3. This is an ongoing study and we plan to update it as we gather ground truthing data in the upcoming growing season.
8. Citations and Notes
1. Rouse, J.W., Haas, R.H, Schell, J.A., and Deering, D.W., “Monitoring Vegetation Systems in the Great Plains with ERTS”, Paper A-20, NASA. Goddard Space Flight Center 3d ERTS-1 Symposium, 1974.
2. Tucker, C., “Red and Photographic Infrared Linear Combinations for Monitoring Vegetation”, Remote Sensing of Environment, 8, 127-150, 1979.
3. Bannari, A., Morin, D., Bonn, F. and Huete, A.R., “A Review of Vegetation Indices”, Remote Sensing Reviews, 13, 95-120, 1995.
4. Hunt, E.R., Doraiswamy, P.C., McMurtrey, J.E., Daughtry, C.S.T., and Perry, E.M., “A Visible Band Index for Remote Sensing Leaf Chlorophyll Content at the Canopy Scale”, International Journal of Applied Earth Observation and Geoinformation, 21, 103-112, 2013.
5. Huete, A.R., “A Soil-Adjusted Vegetation Index (SAVI)”, Remote Sensing of Environment, 25, 295-309, 1988.
6. Satellite sensors, such as Landsat, have well defined filters.
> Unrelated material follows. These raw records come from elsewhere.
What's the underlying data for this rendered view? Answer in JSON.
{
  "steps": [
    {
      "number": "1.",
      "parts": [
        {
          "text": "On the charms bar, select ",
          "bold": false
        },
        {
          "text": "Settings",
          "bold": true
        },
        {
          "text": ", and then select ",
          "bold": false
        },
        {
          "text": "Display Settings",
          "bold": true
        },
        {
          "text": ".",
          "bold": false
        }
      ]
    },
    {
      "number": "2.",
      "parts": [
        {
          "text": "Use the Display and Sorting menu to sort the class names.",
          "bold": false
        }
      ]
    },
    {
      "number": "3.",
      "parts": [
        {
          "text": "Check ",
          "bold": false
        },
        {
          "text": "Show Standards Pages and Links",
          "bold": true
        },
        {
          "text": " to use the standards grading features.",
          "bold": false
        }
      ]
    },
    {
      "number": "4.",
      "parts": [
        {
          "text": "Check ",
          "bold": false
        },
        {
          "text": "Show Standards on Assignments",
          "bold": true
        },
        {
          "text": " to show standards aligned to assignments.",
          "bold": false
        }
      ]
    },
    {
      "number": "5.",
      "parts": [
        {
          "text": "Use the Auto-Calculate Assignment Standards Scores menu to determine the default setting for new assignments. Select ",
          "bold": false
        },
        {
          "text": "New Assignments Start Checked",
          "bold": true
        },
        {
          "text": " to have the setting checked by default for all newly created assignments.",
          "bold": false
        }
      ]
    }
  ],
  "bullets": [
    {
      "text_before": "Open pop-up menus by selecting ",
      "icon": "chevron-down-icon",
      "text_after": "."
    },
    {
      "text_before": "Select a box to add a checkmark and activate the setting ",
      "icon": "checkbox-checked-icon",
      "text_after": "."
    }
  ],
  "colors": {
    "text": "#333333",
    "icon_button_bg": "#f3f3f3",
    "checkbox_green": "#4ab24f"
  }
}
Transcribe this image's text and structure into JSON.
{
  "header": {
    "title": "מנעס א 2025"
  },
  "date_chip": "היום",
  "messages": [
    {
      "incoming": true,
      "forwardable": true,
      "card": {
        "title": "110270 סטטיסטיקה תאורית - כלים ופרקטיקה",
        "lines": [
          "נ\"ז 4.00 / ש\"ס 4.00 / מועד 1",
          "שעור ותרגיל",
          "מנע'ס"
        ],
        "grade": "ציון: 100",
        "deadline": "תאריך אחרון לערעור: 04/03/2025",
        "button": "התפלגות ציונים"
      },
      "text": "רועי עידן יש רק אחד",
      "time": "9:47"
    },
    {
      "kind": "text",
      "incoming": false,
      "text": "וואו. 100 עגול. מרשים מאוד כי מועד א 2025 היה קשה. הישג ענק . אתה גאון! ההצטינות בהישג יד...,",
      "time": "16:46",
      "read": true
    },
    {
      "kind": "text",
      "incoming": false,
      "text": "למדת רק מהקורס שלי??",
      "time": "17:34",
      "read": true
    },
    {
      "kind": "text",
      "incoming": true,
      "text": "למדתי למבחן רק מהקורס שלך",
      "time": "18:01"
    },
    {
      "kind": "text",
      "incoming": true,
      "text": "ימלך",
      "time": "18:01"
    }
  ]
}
For example, the Landsat 5 red band (Band 5) is 600 to 700 nm. On the other hand, the bands of modified consumer-grade cameras are broad and overlapping. Furthermore, the manufacturers rarely publish them. Nonetheless, in practice we find that the vegetation indices from consumer-grade CMOS sensors stand up very well to ground truthing.
7. Gitelson, A.A., Kaufman, Y.J., Stark, R. and Rundquist, D., “Novel Algorithms for Remote Estimation of Vegetation Fraction”, Remote Sensing of the Environment, 80, 76-87, 2002.
8. Gitelson, A.A., Viña, A., Arkebauer, T.J., Rundquist, D.C., and Keydan, G.P., “Remote Estimation of Leaf Area Index and Green Leaf Biomass in Maize Canopies”, Geophysical Research Letters, 30, 1248, 2003.